There is a thesis that assure the computability between externalize about
mental content and self-knowledge (BURGE, 1988). However, this theses, that explore the auto-verification property of claims of the type “I think that p”, works only for assertive claims that are express in the simple present tense. Among the problematic cases are the claims in the past tense and claims about specific propositional attitude. This fails about the thesis of the compatibility is pointed by Boghossian (1992) as a prove of the incompatibility between externalism and self-knowledge. There is a wide bibliography that try to manage the claims in past tense. In these articles (BURGE, 1995), It's argued that the preservative function of memory assure the veracity of the claims in past tense (at last in normal situations).
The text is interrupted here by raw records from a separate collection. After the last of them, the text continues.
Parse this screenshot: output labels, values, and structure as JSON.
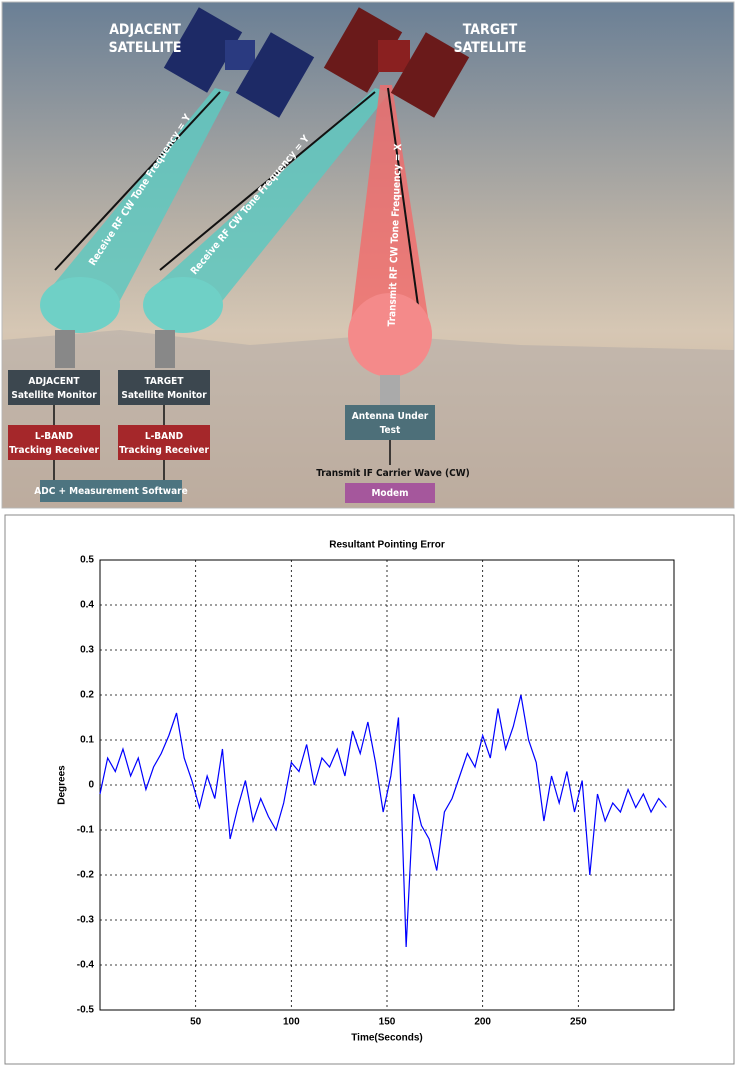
{
  "diagram": {
    "adjacent_satellite": [
      "ADJACENT",
      "SATELLITE"
    ],
    "target_satellite": [
      "TARGET",
      "SATELLITE"
    ],
    "adjacent_beam": "Receive RF CW Tone Frequency = Y",
    "target_beam": "Receive RF CW Tone Frequency = Y",
    "transmit_beam": "Transmit RF CW Tone Frequency = X",
    "adjacent_monitor": [
      "ADJACENT",
      "Satellite Monitor"
    ],
    "target_monitor": [
      "TARGET",
      "Satellite Monitor"
    ],
    "adjacent_receiver": [
      "L-BAND",
      "Tracking Receiver"
    ],
    "target_receiver": [
      "L-BAND",
      "Tracking Receiver"
    ],
    "adc": "ADC + Measurement Software",
    "antenna": [
      "Antenna Under",
      "Test"
    ],
    "transmit_if": "Transmit IF Carrier Wave (CW)",
    "modem": "Modem"
  },
  "chart_data": {
    "type": "line",
    "title": "Resultant Pointing Error",
    "x_label": "Time(Seconds)",
    "y_label": "Degrees",
    "x": [
      0,
      4,
      8,
      12,
      16,
      20,
      24,
      28,
      32,
      36,
      40,
      44,
      48,
      52,
      56,
      60,
      64,
      68,
      72,
      76,
      80,
      84,
      88,
      92,
      96,
      100,
      104,
      108,
      112,
      116,
      120,
      124,
      128,
      132,
      136,
      140,
      144,
      148,
      152,
      156,
      160,
      164,
      168,
      172,
      176,
      180,
      184,
      188,
      192,
      196,
      200,
      204,
      208,
      212,
      216,
      220,
      224,
      228,
      232,
      236,
      240,
      244,
      248,
      252,
      256,
      260,
      264,
      268,
      272,
      276,
      280,
      284,
      288,
      292,
      296
    ],
    "values": [
      -0.02,
      0.06,
      0.03,
      0.08,
      0.02,
      0.06,
      -0.01,
      0.04,
      0.07,
      0.11,
      0.16,
      0.06,
      0.01,
      -0.05,
      0.02,
      -0.03,
      0.08,
      -0.12,
      -0.05,
      0.01,
      -0.08,
      -0.03,
      -0.07,
      -0.1,
      -0.04,
      0.05,
      0.03,
      0.09,
      0.0,
      0.06,
      0.04,
      0.08,
      0.02,
      0.12,
      0.07,
      0.14,
      0.05,
      -0.06,
      0.02,
      0.15,
      -0.36,
      -0.02,
      -0.09,
      -0.12,
      -0.19,
      -0.06,
      -0.03,
      0.02,
      0.07,
      0.04,
      0.11,
      0.06,
      0.17,
      0.08,
      0.13,
      0.2,
      0.1,
      0.05,
      -0.08,
      0.02,
      -0.04,
      0.03,
      -0.06,
      0.01,
      -0.2,
      -0.02,
      -0.08,
      -0.04,
      -0.06,
      -0.01,
      -0.05,
      -0.02,
      -0.06,
      -0.03,
      -0.05
    ],
    "color": "#0000ff",
    "xlim": [
      0,
      300
    ],
    "xticks": [
      50,
      100,
      150,
      200,
      250
    ],
    "ylim": [
      -0.5,
      0.5
    ],
    "yticks": [
      -0.5,
      -0.4,
      -0.3,
      -0.2,
      -0.1,
      0,
      0.1,
      0.2,
      0.3,
      0.4,
      0.5
    ],
    "grid": true
  }
}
However, there isn't a lot of work about the problem
of the claims about specific propositional attitude. This article propose a expanse the preservative memory theory, with the purpose that It manages the self-knowledge of past propositional attitudes. We propose some criteria that define when a claim of this type is true, mainly in the cases that the content of the attitude of the past thought is not
identical with the actual thought. The criterion about the similarity of content is the Bernecker's one (2009). The criterion about similarity of attitudes is new: the attitude that S thinks in t 1 as if he have had in t 2 is similar with the attitude that he had in t 1 iff the actual attitude is entailed by the former.